Cyclic pseudo-{L}oupekine snarks

TL;DR

This paper generalizes Loupekine's method to construct cyclically symmetric snarks, introducing new infinite families with specific rotational symmetries and properties, expanding the understanding of snark structures.

Contribution

It presents a generalized construction of cyclic pseudo-Loupekine snarks using voltage graphs, creating new infinite families with specific symmetry and oddness properties.

Findings

Developed three infinite families of cyclic pseudo-Loupekine snarks with rotational symmetry.

Constructed a new infinite family of snarks with order 12m for odd m, starting from 3-edge-colorable graphs.

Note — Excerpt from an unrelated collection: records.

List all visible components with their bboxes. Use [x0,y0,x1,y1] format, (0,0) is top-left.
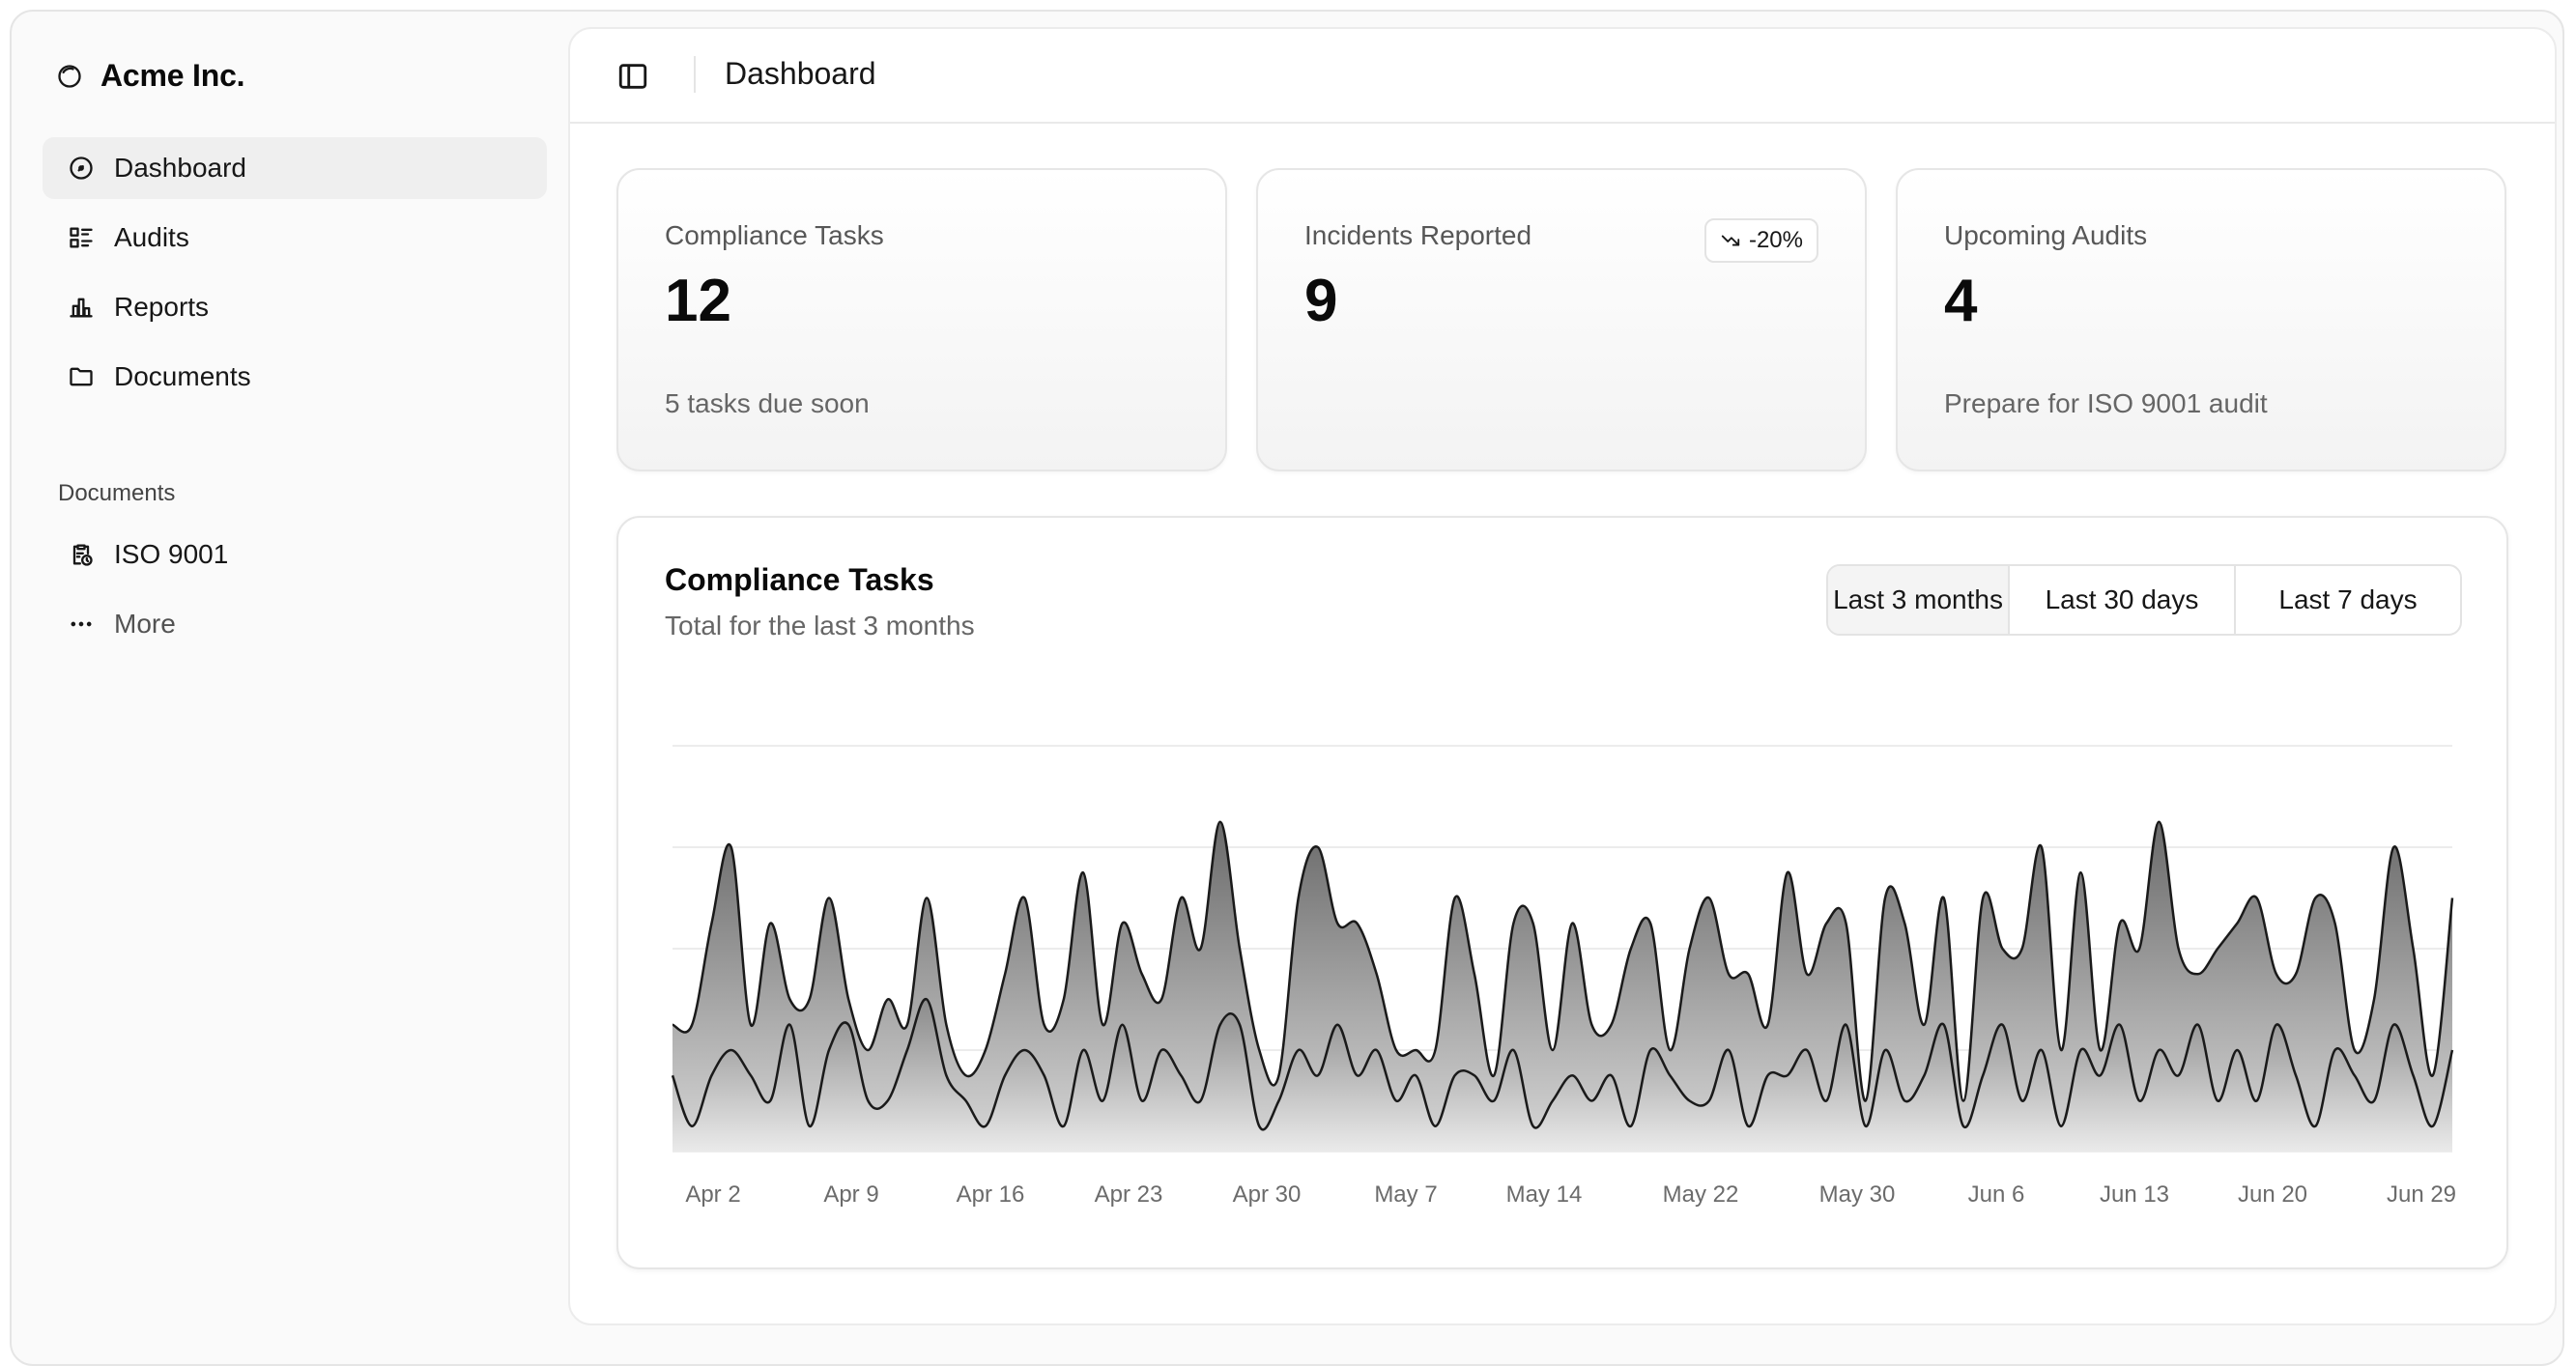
sidebar-item-label: More [114,609,176,639]
bar-chart-icon [68,294,95,321]
x-tick-label: Apr 23 [1095,1181,1163,1208]
gauge-icon [68,155,95,182]
stat-card-compliance-tasks: Compliance Tasks 12 5 tasks due soon [616,168,1227,471]
sidebar-item-label: Documents [114,361,251,391]
sidebar-item-documents[interactable]: Documents [43,346,547,408]
sidebar-item-label: ISO 9001 [114,539,229,569]
stat-card-label: Compliance Tasks [665,220,884,250]
page-title: Dashboard [725,56,876,91]
range-toggle-group: Last 3 months Last 30 days Last 7 days [1826,564,2462,636]
range-last-3-months[interactable]: Last 3 months [1828,566,2010,634]
stat-card-value: 12 [665,268,731,334]
x-tick-label: May 30 [1819,1181,1896,1208]
sidebar: Acme Inc. Dashboard Audits Reports Docum… [10,10,560,1316]
sidebar-item-iso-9001[interactable]: ISO 9001 [43,524,547,585]
main-panel: Dashboard Compliance Tasks 12 5 tasks du… [568,27,2557,1325]
sidebar-section-label: Documents [58,480,176,506]
stat-card-incidents-reported: Incidents Reported -20% 9 [1256,168,1867,471]
list-details-icon [68,224,95,251]
sidebar-item-label: Dashboard [114,153,246,183]
x-tick-label: Apr 9 [823,1181,878,1208]
sidebar-documents-nav: ISO 9001 More [43,524,547,663]
series-1-line [671,998,2454,1131]
sidebar-item-label: Audits [114,222,189,252]
x-tick-label: May 14 [1506,1181,1583,1208]
trending-down-icon [1721,235,1740,246]
x-tick-label: Jun 13 [2100,1181,2169,1208]
stat-card-value: 4 [1944,268,1978,334]
x-tick-label: Jun 6 [1968,1181,2025,1208]
area-chart: Apr 2 Apr 9 Apr 16 Apr 23 Apr 30 May 7 May 14 M… [671,745,2456,1208]
stat-card-label: Incidents Reported [1304,220,1532,250]
chart-subtitle: Total for the last 3 months [665,611,975,640]
stat-card-footer: 5 tasks due soon [665,388,870,418]
range-last-7-days[interactable]: Last 7 days [2278,584,2418,614]
sidebar-item-more[interactable]: More [43,593,547,655]
x-tick-label: Apr 30 [1233,1181,1302,1208]
chart-title: Compliance Tasks [665,562,934,597]
trend-badge: -20% [1703,218,1818,263]
sidebar-item-audits[interactable]: Audits [43,207,547,269]
x-tick-label: Apr 16 [957,1181,1025,1208]
stat-card-label: Upcoming Audits [1944,220,2148,250]
stat-card-footer: Prepare for ISO 9001 audit [1944,388,2268,418]
sidebar-item-label: Reports [114,292,210,322]
brand[interactable]: Acme Inc. [56,58,245,94]
sidebar-nav: Dashboard Audits Reports Documents [43,137,547,415]
x-tick-label: Jun 29 [2387,1181,2456,1208]
x-tick-label: May 22 [1663,1181,1739,1208]
x-tick-label: Jun 20 [2238,1181,2307,1208]
dots-icon [68,611,95,638]
stat-card-upcoming-audits: Upcoming Audits 4 Prepare for ISO 9001 a… [1896,168,2506,471]
x-tick-label: May 7 [1374,1181,1437,1208]
logo-circle-icon [56,63,83,90]
brand-name: Acme Inc. [100,58,245,93]
sidebar-item-reports[interactable]: Reports [43,276,547,338]
header: Dashboard [570,29,2555,124]
stat-card-value: 9 [1304,268,1338,334]
sidebar-toggle-icon [618,64,647,89]
x-tick-label: Apr 2 [685,1181,740,1208]
chart-card: Apr 2 Apr 9 Apr 16 Apr 23 Apr 30 May 7 May 14 M… [616,516,2508,1269]
folder-icon [68,363,95,390]
sidebar-item-dashboard[interactable]: Dashboard [43,137,547,199]
sidebar-toggle-button[interactable] [616,60,649,93]
trend-badge-value: -20% [1748,227,1803,253]
clipboard-clock-icon [68,541,95,568]
range-last-30-days[interactable]: Last 30 days [2010,566,2236,634]
header-divider [694,56,696,93]
series-2-line [672,820,2454,1102]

Showed that the oddness can increase with the parameter m in these families.

Abstract

In 1976, Loupekine introduced (via Isaacs) a very general way of constructing new snarks from old snarks by cyclically connecting multipoles constructed from smaller snarks. In this paper, we generalize Loupekine's construction to produce a variety of snarks which can be drawn with $m$-fold rotational symmetry for $m\geq 3$ (and often, $m$ odd), constructed as $\mathbb{Z}_{m}$ lifts of \emph{voltage graphs} with certain properties; we call these snarks \emph{cyclic pseudo-Loupekine snarks}. In particular, we discuss three infinite families of snarks which can be drawn with $\mathbb{Z}_{m}$ rotational symmetry whose smallest element is constructed from 3 snarks with 3-fold rotational symmetry on 28 vertices; one family has the property that the oddness of the family increases with $m$. We also develop a new infinite family of snarks, of order $12m$ for each odd $m\geq 3$, which can be drawn with $m$-fold rotational symmetry and which are constructed beginning with a 3-edge-colorable graph, instead of a snark.